Difficile de ne pas se laisser submerger par l’émotion. Le dernier titre « Il y a », tout en crescendo, clôture l’album magistralement avec un solo splendide. Tout est dit.

« Il y a dans le monde des hommes qui n’ont jamais été à l’usine ni à la guerre »

Pour les autres, les invisibles, les oubliés, les manifestants matraqués, les jeunes qui galèrent, les accidentés du travail, le monde de la culture sacrifié, les commerçants essentiels ou pas, les soignants, les travailleurs en première ou seconde ligne, les intérimaires, les chômeurs, les éducateurs, les professeurs, Joseph Pontus laisse derrière lui, en héritage, un livre essentiel. De ceux qui vous donnent de la force. Celle de vous lever chaque matin, pour aider votre foyer, quand la menace sanitaire fait planer une chape lourde sur notre quotidien.

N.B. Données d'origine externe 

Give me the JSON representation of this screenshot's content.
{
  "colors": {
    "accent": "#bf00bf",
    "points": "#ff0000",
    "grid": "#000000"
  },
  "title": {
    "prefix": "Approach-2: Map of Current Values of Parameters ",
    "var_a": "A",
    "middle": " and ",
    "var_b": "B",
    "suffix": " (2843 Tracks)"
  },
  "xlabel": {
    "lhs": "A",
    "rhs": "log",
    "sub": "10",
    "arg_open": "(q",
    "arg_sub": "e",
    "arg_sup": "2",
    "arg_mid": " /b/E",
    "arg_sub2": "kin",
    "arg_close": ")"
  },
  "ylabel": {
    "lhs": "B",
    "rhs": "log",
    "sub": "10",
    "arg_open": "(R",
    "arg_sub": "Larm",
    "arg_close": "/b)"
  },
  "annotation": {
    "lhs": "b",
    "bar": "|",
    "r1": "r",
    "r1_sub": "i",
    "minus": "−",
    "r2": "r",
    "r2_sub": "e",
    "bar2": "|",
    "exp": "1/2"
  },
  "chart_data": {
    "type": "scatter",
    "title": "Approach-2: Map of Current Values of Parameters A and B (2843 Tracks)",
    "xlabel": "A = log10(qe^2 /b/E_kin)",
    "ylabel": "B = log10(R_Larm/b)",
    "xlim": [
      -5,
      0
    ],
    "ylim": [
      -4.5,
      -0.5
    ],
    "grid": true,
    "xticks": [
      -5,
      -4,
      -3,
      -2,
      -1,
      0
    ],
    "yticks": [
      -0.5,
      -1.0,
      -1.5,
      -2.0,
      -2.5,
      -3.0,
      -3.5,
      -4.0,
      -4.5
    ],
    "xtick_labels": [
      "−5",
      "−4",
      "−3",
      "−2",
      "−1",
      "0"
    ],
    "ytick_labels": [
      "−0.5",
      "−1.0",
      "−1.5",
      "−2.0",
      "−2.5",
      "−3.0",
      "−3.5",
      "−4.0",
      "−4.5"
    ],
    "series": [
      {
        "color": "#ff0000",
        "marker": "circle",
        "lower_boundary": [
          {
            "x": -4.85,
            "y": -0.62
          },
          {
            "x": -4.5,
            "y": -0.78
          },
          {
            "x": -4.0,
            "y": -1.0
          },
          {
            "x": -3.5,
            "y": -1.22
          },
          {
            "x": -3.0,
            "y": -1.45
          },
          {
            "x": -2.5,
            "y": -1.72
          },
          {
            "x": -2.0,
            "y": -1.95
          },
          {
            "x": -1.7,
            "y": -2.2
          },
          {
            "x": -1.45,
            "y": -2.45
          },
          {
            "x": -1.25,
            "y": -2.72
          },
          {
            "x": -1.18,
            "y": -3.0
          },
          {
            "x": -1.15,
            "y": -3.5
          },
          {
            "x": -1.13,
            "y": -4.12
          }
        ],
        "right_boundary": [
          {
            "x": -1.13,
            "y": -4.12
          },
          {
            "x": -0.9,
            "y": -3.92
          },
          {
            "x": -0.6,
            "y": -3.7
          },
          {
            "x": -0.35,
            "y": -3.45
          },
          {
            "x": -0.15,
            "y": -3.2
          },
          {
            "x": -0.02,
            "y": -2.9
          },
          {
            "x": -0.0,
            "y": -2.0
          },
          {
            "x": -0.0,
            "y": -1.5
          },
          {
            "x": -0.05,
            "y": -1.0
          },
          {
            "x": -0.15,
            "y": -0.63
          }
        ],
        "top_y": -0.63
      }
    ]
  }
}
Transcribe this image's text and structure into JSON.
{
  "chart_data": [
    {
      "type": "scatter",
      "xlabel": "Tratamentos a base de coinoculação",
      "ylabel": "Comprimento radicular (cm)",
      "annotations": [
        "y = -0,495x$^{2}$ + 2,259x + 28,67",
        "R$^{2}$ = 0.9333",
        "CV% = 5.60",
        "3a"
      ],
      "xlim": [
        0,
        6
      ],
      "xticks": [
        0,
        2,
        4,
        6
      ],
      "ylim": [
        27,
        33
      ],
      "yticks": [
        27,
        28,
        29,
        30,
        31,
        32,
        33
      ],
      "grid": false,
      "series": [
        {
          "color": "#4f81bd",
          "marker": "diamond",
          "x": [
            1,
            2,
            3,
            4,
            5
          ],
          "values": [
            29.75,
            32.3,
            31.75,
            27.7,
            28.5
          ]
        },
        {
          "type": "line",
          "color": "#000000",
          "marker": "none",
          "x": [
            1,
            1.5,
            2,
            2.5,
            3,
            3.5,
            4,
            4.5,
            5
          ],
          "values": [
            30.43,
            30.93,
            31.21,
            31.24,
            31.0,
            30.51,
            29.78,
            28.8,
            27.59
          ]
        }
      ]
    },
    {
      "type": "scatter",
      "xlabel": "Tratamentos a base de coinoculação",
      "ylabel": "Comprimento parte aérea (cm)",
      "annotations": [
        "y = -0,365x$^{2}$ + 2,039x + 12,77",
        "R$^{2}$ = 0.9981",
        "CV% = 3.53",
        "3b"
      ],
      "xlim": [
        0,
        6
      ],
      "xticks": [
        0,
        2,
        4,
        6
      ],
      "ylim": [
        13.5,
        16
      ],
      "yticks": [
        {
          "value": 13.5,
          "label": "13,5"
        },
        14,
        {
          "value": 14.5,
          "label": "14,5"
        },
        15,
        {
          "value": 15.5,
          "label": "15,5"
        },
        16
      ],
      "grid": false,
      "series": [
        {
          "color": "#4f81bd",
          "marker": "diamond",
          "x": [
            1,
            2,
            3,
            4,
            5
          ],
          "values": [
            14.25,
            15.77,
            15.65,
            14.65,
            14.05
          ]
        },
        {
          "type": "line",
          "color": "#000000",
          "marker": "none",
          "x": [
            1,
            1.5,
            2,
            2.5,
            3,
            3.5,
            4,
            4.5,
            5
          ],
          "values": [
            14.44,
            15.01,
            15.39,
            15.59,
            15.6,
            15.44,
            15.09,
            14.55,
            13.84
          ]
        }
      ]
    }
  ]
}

Celle qui vous donne la résilience pour traverser les épreuves et supporter l’arrogance et la médiocrité de notre classe dirigeante dans la gestion de la crise du Covid (au hasard).
Un livre essentiel. Et une fierté, que l’on voudrait nous faire oublier.
« Travailleurs de l’usine, je serais des vôtres »

Merci Michel Cloup, pour le rôle de passeur. Et pour la musique avec Pascal Bouaziz et Julien Rufié.
Merci Joseph Pontus. Pour À la Ligne.